Package org.ores.async


package org.ores.async

async.java — callback-based async control flow for the JVM

async.java is a Java port of the Node.js async library. It provides a small set of combinatorsParallel, Series, Waterfall, Race, Map, Reduce, Each, Times, FilterMap, GroupBy, Concat, Inject, Whilst, DoWhilst — plus a coordination pair, NeoQueue (bounded async work queue) and NeoLock (async mutex).

All combinators share a single shape:

   Asyncc.<combinator>(tasks, finalCallback);
 
where finalCallback is an error-first callback (err, value) -&gt; .... The library guarantees that the final callback fires at most once, regardless of how many tasks succeed, fail, double-fire, or throw synchronously.

The c convention

Code examples in this library consistently name the continuation parameter c, short for continuation. The continuation receives the result of an async step and is what happens next — either the final callback of the combinator, or the next inner step. Existing code using cb or any other name works unchanged; this is purely a documentation convention.

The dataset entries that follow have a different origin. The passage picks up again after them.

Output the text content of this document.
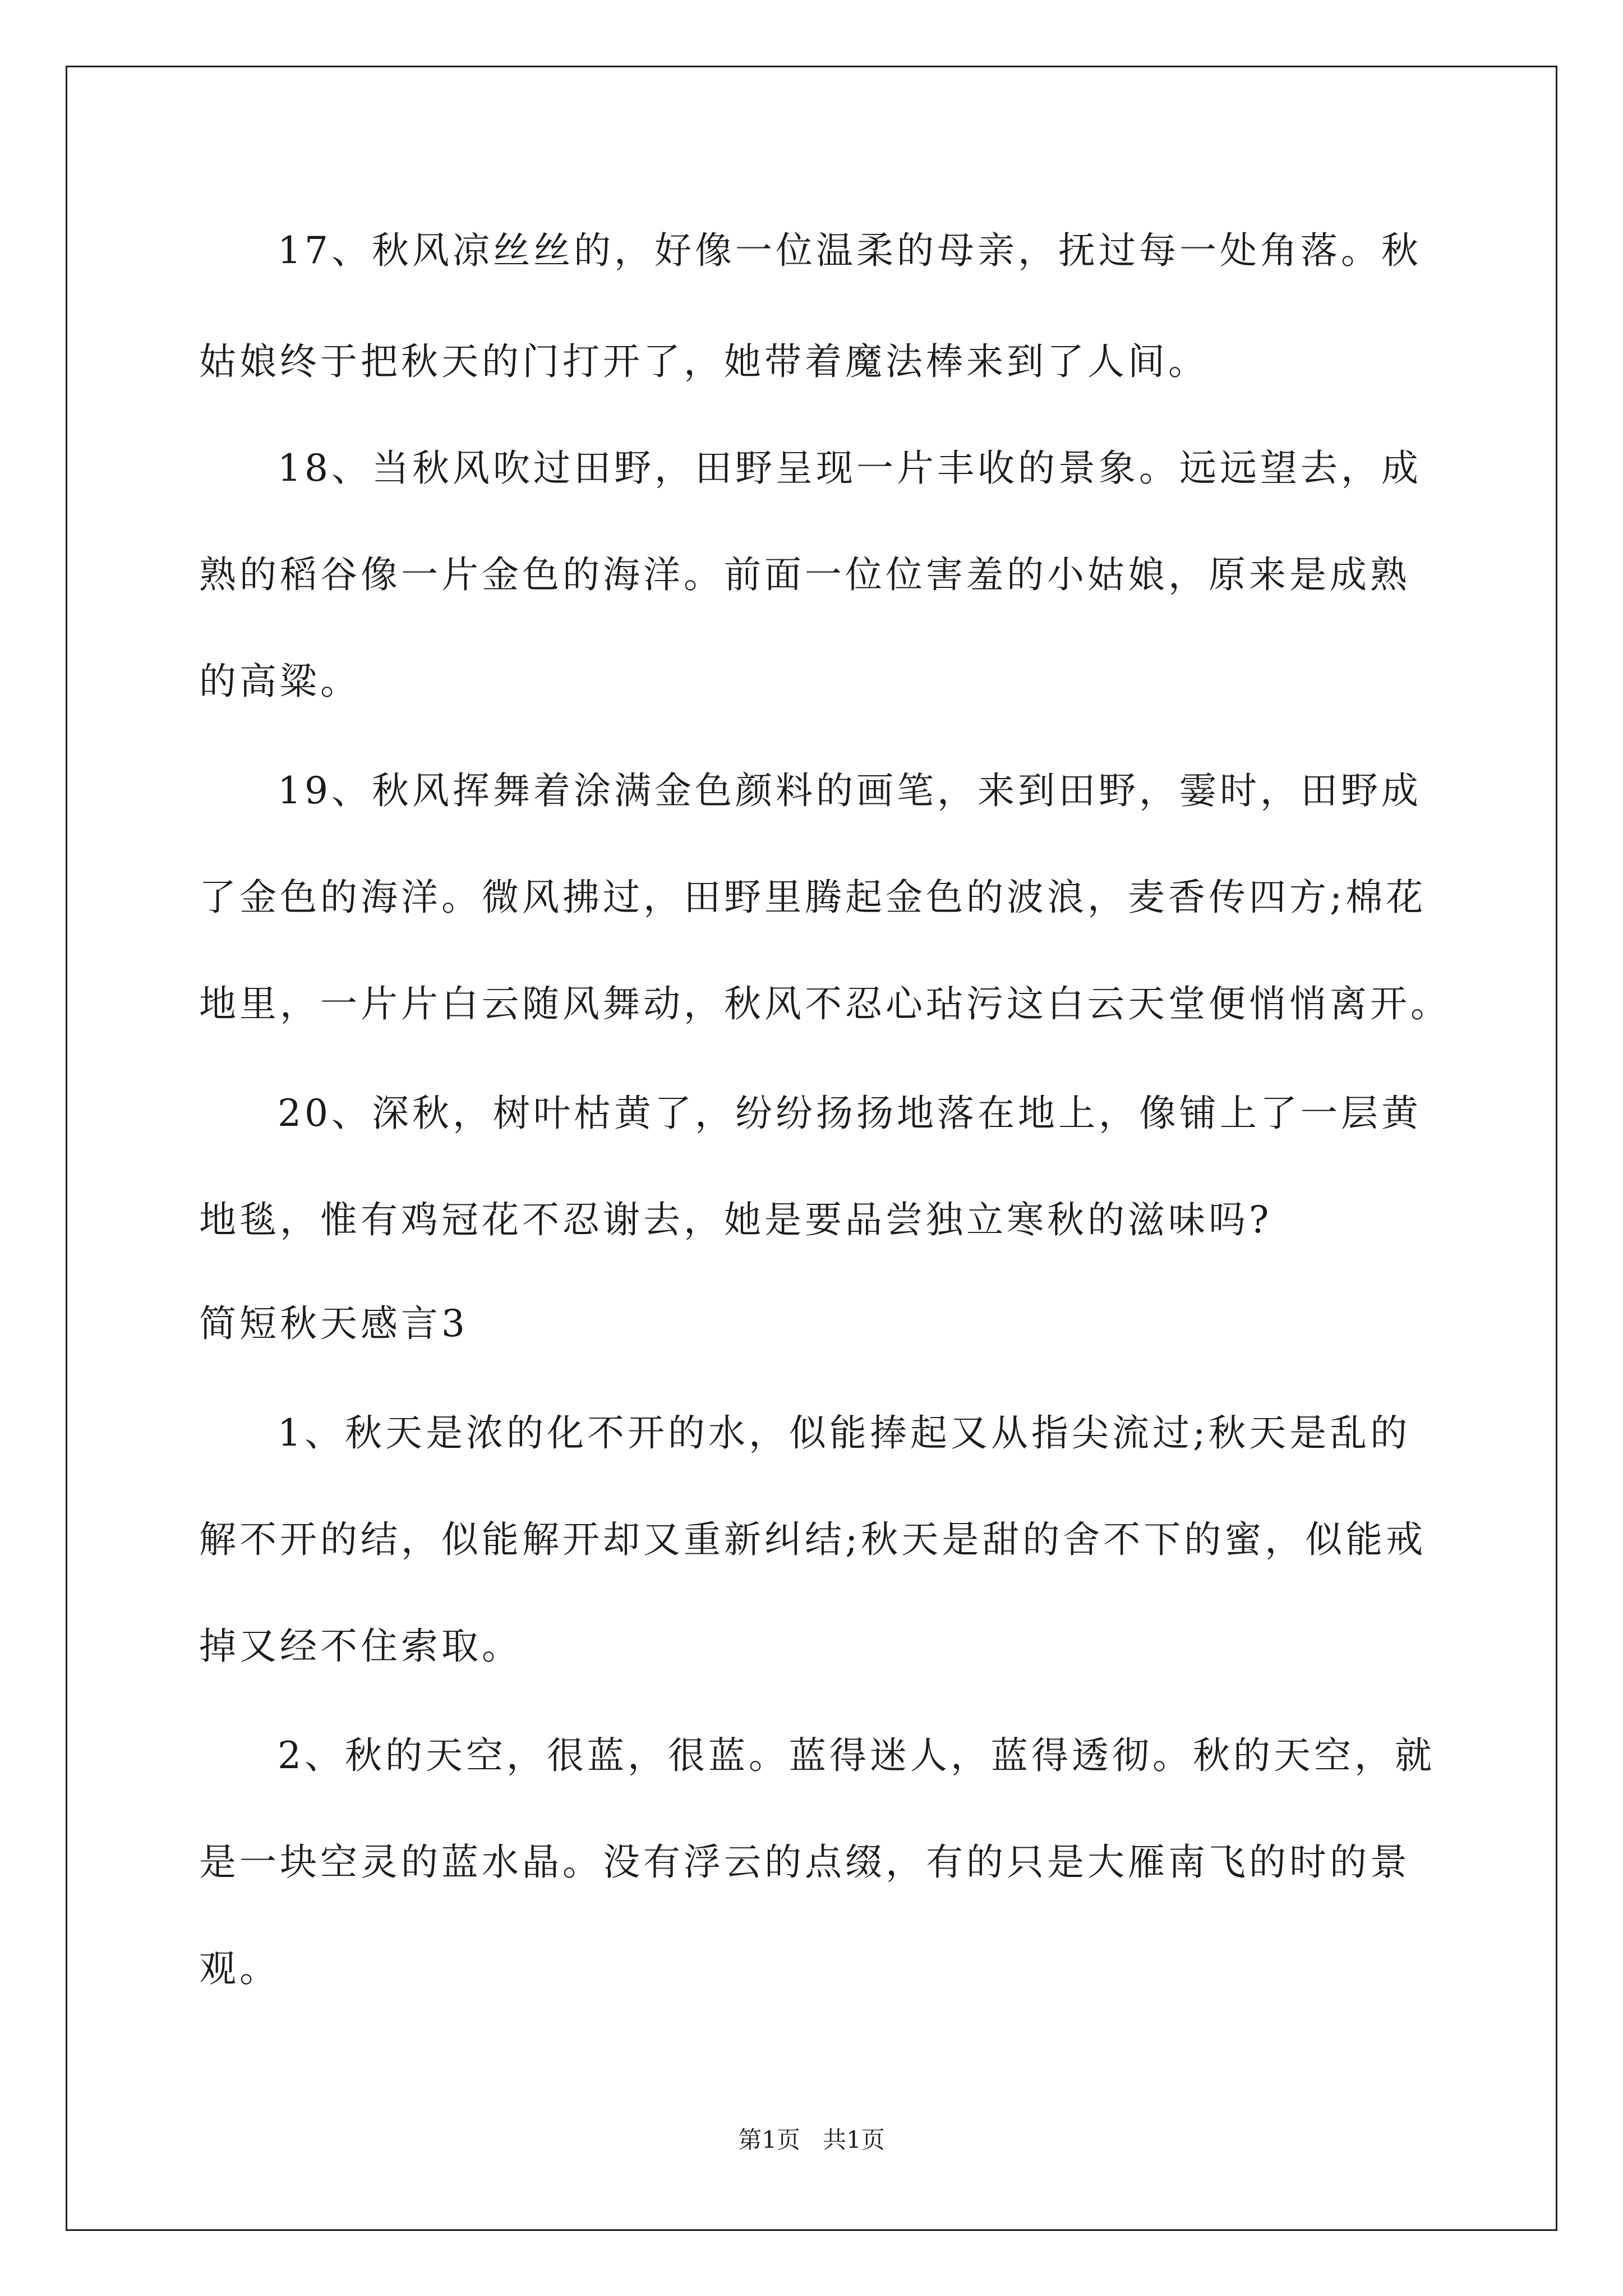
17、秋风凉丝丝的，好像一位温柔的母亲，抚过每一处角落。秋
姑娘终于把秋天的门打开了，她带着魔法棒来到了人间。
18、当秋风吹过田野，田野呈现一片丰收的景象。远远望去，成
熟的稻谷像一片金色的海洋。前面一位位害羞的小姑娘，原来是成熟
的高粱。
19、秋风挥舞着涂满金色颜料的画笔，来到田野，霎时，田野成
了金色的海洋。微风拂过，田野里腾起金色的波浪，麦香传四方;棉花
地里，一片片白云随风舞动，秋风不忍心玷污这白云天堂便悄悄离开。
20、深秋，树叶枯黄了，纷纷扬扬地落在地上，像铺上了一层黄
地毯，惟有鸡冠花不忍谢去，她是要品尝独立寒秋的滋味吗?
简短秋天感言3
1、秋天是浓的化不开的水，似能捧起又从指尖流过;秋天是乱的
解不开的结，似能解开却又重新纠结;秋天是甜的舍不下的蜜，似能戒
掉又经不住索取。
2、秋的天空，很蓝，很蓝。蓝得迷人，蓝得透彻。秋的天空，就
是一块空灵的蓝水晶。没有浮云的点缀，有的只是大雁南飞的时的景
观。
第1页   共1页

Each continuation can be fired three ways:

   c.done(null, value);   // canonical error-first form
   c.success(value);      // shorthand for done(null, value)     — v0.2.4+
   c.fail(err);           // shorthand for done(err, null)       — v0.2.4+
 

30-second example

   var exec = Executors.newVirtualThreadPerTaskExecutor();

   var tasks = List.<Asyncc.AsyncTask<String, Throwable>>of(
       c -> exec.submit(() -> c.success(fetchA())),
       c -> exec.submit(() -> c.success(fetchB())),
       c -> exec.submit(() -> c.success(fetchC()))
   );

   Asyncc.Parallel(tasks, (err, results) -> {
       if (err != null) { log.error("at least one failed", err); return; }
       reply.send(combine(results.get(0), results.get(1), results.get(2)));
   });
 

results preserves the order of the input list. The callback fires once when the last task completes — or once with err set the first time any task fails (other tasks are short-circuited via ShortCircuit).

Skipping the error-check boilerplate

For call sites that do not want to handle the error inline, wrap a value-only consumer with wrap(java.util.function.Consumer):

   import static org.ores.async.WrapErrFirst.wrap;

   Asyncc.Parallel(tasks, wrap(results -> {
       reply.send(combine(results.get(0), results.get(1), results.get(2)));
   }));
 

The single-arg form throws on any unhandled error (carrying the original Throwable as the cause when available). The two-arg form wrap(onSuccess, onError) keeps both branches explicit.

Composition

Combinators nest because they all use the same callback contract. A Waterfall wrapping a Map wrapping a Parallel is a perfectly normal pipeline:

   Asyncc.Waterfall(List.of(
       c -> fetchPage(url, c),
       (html, c) -> c.success(extractLinks(html)),
       (links, c) -> Asyncc.Map(links, (link, inner) -> {
           Asyncc.Parallel(List.of(
               c2 -> exec.submit(() -> c2.success(headOk(link))),
               c2 -> exec.submit(() -> c2.success(classify(link)))
           ), (err, pair) -> inner.done(err, pair));
       }, c)
   ), (err, perLinkData) -> {
       // ...consume the per-link classification results...
   });
 

See async-java.github.io/examples for larger composition examples.

Project Loom

async.java does not own a thread pool. Pass a virtual-thread executor and every fan-out spawns on a virtual thread:

   var vt = Executors.newVirtualThreadPerTaskExecutor();
   NeoQueue.setExecutor(vt);                 // optional: NeoQueue callbacks via VTs
   // Tasks submit directly to `vt` themselves.
 

On JDK 21+, virtual-thread spawn is ~250 ns and blocking I/O inside a task is a continuation park (not a kernel thread block). Per-call coordination overhead stays under 50 µs.

Concurrency contract

Under concurrent task completion, the library guarantees:

  • at-most-once final callback — dedup-guarded via NeoUtils.fireFinalCallback(org.ores.async.ShortCircuit, java.lang.Object, org.ores.async.NeoEachI.IEachCallback<E>);
  • result-slot visibility — per-index slot writes happen-before the atomic counter increment that releases the final callback (fixed in v0.2.2);
  • at-most-once short-circuit — the first error wins and other tasks' results are discarded;
  • volatile / atomic internal counters — lost-update races have reproducer tests pinning the fix (CounterLimitRaceTest).

If you can break any of these in production, it is a bug. File at github.com/async-java/async.java/issues.